Brae di Perinaldo 2012 Maccario Dringenberg (San Biagio della Cima)
Granato intenso.
È il primo naso della batteria a provocare controversie, tra chi ama la sua identità sulfurea e chi invece lo trova troppo organico perché sia piacevole; alla distanza quello che in modo neutro chiamiamo “odore” si trasforma in “profumo” e così l’espressione guadagna una vena floreale carnosa e matura.
In bocca il liquido non si siede, anzi, è sollecito e fine, quasi sincopato nel suo ritmo imprevedibile, dal quale spunta una tannicità attiva, funzionale sul crostino con formaggio fresco e broccolo romanesco.
Non è stato prodotto nella complicata 2013, il vigneto Brae è un pieno nord con i filari che arrivano a 450 metri.
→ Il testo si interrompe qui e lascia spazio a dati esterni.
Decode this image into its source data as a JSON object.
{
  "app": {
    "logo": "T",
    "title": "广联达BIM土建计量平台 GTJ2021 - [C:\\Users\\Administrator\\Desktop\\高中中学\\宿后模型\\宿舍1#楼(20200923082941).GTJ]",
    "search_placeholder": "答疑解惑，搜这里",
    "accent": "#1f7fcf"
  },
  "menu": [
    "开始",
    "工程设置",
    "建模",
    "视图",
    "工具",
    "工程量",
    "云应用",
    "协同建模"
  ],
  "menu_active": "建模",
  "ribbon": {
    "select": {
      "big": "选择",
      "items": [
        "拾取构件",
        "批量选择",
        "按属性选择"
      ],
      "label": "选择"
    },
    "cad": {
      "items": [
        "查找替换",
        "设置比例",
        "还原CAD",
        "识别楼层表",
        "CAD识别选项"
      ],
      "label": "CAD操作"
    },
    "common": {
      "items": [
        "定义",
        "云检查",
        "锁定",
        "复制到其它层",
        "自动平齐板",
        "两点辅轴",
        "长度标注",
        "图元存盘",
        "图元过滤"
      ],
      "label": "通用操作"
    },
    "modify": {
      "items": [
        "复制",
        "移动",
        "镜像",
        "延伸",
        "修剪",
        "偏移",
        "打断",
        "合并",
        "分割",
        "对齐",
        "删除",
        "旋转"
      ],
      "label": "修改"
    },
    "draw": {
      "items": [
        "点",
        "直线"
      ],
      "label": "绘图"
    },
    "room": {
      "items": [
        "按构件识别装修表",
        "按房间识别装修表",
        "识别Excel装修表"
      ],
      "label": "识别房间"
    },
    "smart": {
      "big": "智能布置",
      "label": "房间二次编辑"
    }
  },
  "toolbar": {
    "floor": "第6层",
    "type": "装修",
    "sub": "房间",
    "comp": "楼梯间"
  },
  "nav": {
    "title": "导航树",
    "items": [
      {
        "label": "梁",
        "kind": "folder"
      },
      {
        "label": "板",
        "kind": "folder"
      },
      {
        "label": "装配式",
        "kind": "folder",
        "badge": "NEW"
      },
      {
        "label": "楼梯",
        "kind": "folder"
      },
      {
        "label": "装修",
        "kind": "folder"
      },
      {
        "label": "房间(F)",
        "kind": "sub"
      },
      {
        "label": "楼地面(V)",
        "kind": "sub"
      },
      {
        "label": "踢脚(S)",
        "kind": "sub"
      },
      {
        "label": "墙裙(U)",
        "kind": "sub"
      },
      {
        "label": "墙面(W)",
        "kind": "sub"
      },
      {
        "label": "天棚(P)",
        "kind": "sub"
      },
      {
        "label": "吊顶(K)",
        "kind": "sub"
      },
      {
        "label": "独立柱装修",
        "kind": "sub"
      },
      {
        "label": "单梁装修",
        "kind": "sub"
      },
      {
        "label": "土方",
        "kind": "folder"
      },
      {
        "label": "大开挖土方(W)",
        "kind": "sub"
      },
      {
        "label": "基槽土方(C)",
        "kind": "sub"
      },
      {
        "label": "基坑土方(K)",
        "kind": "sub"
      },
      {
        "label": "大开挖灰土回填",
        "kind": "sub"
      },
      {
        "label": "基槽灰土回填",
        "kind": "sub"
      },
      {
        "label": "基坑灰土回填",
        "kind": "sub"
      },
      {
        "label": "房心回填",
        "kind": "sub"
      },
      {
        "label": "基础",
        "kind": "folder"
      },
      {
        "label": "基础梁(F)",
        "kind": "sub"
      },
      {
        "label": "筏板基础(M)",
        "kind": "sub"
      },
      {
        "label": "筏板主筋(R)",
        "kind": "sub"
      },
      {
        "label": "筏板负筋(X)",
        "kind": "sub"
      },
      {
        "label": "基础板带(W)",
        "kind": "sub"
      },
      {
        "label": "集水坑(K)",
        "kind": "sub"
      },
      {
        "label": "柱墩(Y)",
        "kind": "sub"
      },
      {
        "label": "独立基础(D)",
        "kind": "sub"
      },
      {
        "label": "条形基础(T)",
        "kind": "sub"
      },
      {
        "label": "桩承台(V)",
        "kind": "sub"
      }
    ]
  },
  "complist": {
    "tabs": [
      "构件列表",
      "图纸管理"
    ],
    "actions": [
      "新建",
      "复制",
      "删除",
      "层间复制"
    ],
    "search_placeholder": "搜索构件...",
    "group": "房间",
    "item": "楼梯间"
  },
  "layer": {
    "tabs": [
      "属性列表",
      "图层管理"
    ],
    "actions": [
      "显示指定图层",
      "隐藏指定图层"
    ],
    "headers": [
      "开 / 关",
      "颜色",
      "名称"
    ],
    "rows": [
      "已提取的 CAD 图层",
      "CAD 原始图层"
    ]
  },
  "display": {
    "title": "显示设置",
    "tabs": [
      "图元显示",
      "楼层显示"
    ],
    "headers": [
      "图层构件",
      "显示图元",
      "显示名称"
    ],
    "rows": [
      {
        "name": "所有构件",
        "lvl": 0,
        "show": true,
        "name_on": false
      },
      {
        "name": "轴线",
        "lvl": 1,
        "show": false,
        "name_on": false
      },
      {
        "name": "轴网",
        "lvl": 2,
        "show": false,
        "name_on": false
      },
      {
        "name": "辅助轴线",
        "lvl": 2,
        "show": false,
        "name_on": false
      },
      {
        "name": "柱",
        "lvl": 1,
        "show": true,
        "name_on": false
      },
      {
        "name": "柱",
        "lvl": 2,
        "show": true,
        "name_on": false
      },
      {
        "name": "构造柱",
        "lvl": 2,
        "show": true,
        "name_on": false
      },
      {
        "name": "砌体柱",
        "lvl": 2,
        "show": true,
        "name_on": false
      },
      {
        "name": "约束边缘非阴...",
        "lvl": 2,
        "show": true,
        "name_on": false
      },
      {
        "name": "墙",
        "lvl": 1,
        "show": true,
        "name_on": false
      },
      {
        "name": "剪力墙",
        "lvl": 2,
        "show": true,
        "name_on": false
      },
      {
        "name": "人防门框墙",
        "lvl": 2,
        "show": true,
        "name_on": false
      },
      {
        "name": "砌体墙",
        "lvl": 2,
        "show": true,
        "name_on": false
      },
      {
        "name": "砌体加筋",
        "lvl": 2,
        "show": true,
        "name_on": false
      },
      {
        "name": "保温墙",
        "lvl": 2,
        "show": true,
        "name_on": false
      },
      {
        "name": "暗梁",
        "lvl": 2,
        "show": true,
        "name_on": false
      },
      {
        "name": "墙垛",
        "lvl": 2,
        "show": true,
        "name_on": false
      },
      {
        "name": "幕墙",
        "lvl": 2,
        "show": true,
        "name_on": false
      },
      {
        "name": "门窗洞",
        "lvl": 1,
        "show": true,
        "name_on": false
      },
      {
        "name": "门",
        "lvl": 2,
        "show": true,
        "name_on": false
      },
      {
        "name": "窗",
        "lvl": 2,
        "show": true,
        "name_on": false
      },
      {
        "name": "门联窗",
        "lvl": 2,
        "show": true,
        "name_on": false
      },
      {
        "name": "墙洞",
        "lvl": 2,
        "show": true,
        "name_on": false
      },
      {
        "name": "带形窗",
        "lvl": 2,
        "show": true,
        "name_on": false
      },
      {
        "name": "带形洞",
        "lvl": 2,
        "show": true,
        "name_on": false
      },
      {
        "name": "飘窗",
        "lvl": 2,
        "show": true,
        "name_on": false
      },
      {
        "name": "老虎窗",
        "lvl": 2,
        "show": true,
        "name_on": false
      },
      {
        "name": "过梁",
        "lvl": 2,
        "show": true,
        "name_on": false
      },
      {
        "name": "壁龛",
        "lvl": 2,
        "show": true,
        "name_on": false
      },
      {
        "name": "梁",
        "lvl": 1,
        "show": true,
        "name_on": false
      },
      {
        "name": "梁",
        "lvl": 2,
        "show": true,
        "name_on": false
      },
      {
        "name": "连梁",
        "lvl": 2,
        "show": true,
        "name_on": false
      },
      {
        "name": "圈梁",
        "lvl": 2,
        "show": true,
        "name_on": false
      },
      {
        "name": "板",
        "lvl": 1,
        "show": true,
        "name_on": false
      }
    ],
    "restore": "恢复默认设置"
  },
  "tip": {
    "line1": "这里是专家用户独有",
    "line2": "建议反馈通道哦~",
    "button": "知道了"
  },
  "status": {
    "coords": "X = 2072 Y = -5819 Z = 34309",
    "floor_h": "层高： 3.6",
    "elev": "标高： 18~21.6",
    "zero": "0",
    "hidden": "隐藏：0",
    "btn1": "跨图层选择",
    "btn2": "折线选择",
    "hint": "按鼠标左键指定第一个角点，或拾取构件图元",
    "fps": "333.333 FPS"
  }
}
Testalonga 2012 Antonio Perrino (Dolceacqua)
Rubino-granato vivo.
Conferma il cambio di passo nella batteria suggerito dal vino precedente: il Testalonga è ambizioso e articolato, preludio a una complessità che ha già regalato soddisfazioni agli affezionati di questa bottiglia, anche dopo 7-10 anni di affinamento; accanto all’impronta del rovere si distendono sentori di agrumi e confettura di fragole, mentre l’impianto si conserva vivido.
In bocca è ancora scisso in un’avvenente dualità: da un lato la tenerezza del frutto e il fervore etilico, dall’altro la grinta dell’acidità e l’accenno astringente, che ha sorpreso più di qualcuno, vista l’aura silvana contenuta nell’epilogo.
Giampiero chiosa: «Dentro c’è tutta la distesa intensità di Antonio Perrino, persona di straordinarie qualità umane».

Rossese3
“sgruttu” (flysch di Ventimiglia)

Superiore Luvaira 2012 Tenuta Anfosso (Soldano)
Rubino-granato, intenso.
Naso vissuto e irriverente, è il primo a giocarsi la partita con l’acidità volatile, il primo della batteria a vivere con meno protezione dall’anidride solforosa; il risultato di questo dialogo più libero con l’ossigeno è una dinamica stratificazione odorosa, nella quale hanno posto la levità delle erbe mediterranee e l’aspetto di frutta surmatura, la sostanza del prosciutto fresco con la mineralità iodata.
In bocca è sensuale, pronto, diretto e coinvolgente, fin troppo generoso rispetto al precedente che appare quasi più “esperto” e capace di gestire il proprio slancio; in compenso, il vino di Anfosso si è liberato di quella caramellosa prevedibilità che lo caratterizzava fino 4-5 anni fa, e riporta il nostro palato a masticare l’aria densa del golfo d’Imperia.
Luvaira: vigneto esposto a ovest, il nome evoca l’antica presenza di lupi e con essi altri animali selvatici, quindi lontana dai centri abitati.
Giampiero evidenzia: «S’assesta sul timbro vagamente ossidativo del produttore, ritorni organici poi cioccolatino mon chéri, l’alcolicità distorce i ritorni retronasali senza comprometterne del tutto la golosità. Piuttosto dissociato, al momento, si farà».
Il migliore su pane, burro e acciughe, a parte Mandino Cane.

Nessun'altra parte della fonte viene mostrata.